Взволнованно и торопливо зашагал он по следам, увидел одну красную каплю, сочно расплывшуюся на снежной белизне, другую, третью. Сначала они были справа от следа, потом закраснели и слева. «Козе понятно: пуля прошла навылет. Далеко не уйдет, — обнадеживающе и довольно подумалось Тупикову. — Вот сейчас подаст Шарик голос и…»
Шарик в это мгновение действительно залаял, и опять не далее километра, да не впереди по следам, а сбоку. И доцент заспешил туда напрямик. Но через пару минут лай оборвался, и он застыл в неведении, куда двинуться дальше. Присел на корч, снял шапку со взмокшей головы и обострил слух… В томительном ожидании минута прошла, вторая. И пять минут утекло, как вдруг донесся сердитый и уже усталый собачий брех с неожиданной стороны: сзади. Тупиков заторопился туда и вскоре увидел лося темной массой в густой сетке молодых лиственниц. Торопливо прицелившись в эту живую шевелящуюся темноту, он поспешно дернул спусковой крючок. И тут же услышал высокий визг срикошетившей пули, а через мгновение в треске ломаемых сучьев исчезла та живая темная масса и оборвался лай… И он крепко выругался.
Все так же тянулась краснота по обе стороны следов, но прошелся по ним Тупиков уже без азарта и немного, увидел рядом с красными пятнами буро- зеленые и догадался: пуля прошла, почитай, в полуметре от сердца — по брюшине. Зверь, конечно, обречен, но отдастся смерти не так скоро, как хотелось бы. Козе понятно.
Посмотрел на часы — ровно три. Посидел, прикидывая потребное на обратную дорогу время. Подумал, что можно идти за мясом завтра вдвоем: веселее и надежнее. Перекусил всухомятку. Но опять донесся голос Шарика, и хотя издалека донесся, был он столь долгим, что не выдержал Тупиков, снова разазартился и заспешил: решил, что дошел громадный подранок, лег и не встает, а собака зовет свежевать добычу.
Через двадцать минут торопливой ходьбы по багульнику силы запарившегося нетренированного охотника стали сдавать, но лай прекратился, и подумал доцент, что околел зверина, и пошел спокойнее, увереннее, прикидывая, что за поздним временем не станет разделывать бычину по всем статьям, а вспорет брюхо, вывалит требуху, чтобы не завонял, и оставит остывать тушу до следующего дня. Мелькнула было мысль, что лучше бы все- таки «по всем статьям», но отогнал он ее: ночевать у костра — не в избе на нарах, хотя и там далеко не тот комфорт, что на супружеской постели в благоустроенной квартире.
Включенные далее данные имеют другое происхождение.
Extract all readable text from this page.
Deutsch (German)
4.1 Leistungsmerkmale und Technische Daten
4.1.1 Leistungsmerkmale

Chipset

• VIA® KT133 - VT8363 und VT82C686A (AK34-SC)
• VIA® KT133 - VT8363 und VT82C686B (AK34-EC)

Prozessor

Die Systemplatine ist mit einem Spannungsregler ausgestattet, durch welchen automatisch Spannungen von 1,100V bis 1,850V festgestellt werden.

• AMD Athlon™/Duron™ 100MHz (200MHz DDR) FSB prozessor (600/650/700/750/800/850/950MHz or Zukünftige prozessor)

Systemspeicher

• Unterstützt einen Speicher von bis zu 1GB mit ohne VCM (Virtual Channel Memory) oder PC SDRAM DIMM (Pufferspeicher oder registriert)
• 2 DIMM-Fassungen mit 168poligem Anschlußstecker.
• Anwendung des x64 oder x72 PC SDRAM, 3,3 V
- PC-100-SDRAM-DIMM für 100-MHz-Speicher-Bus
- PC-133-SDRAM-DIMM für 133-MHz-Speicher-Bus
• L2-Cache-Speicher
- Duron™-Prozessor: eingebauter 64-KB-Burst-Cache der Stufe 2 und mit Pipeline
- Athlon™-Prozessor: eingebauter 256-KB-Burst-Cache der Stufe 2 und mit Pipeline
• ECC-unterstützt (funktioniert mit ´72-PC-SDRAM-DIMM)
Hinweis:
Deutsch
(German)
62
Но снова залаял пес, да теперь уже далеко. И Тупиков остановился. Часовая стрелка прикоснулась к цифре «4», ходьбы до зимовья не менее трех часов, а в семь — темно. Вроде бы подсказывал ему кто, что в рюкзаке хороший фонарик, что в эту осеннюю пору можно было бы и припоздниться, но неч стал он его слушать. «Кому это надо?4 Завтра! Вдвоем! Все равно подохнет сохатый. Козе понятно».
Подзывая собаку, он выстрелил два раза, послушал, как гулко закаталось по сопкам эхо, а когда оно вернулось чуть слышным рассыпным звоном, пошел в сторону Бикина. И только тут обратил внимание, что небо затянуло серым пологом, и вспомнил, что гулкое эхо к непогоде, и похвалил себя за то, что отверг чужую мысль о костре и чье- то напоминание о фонарике.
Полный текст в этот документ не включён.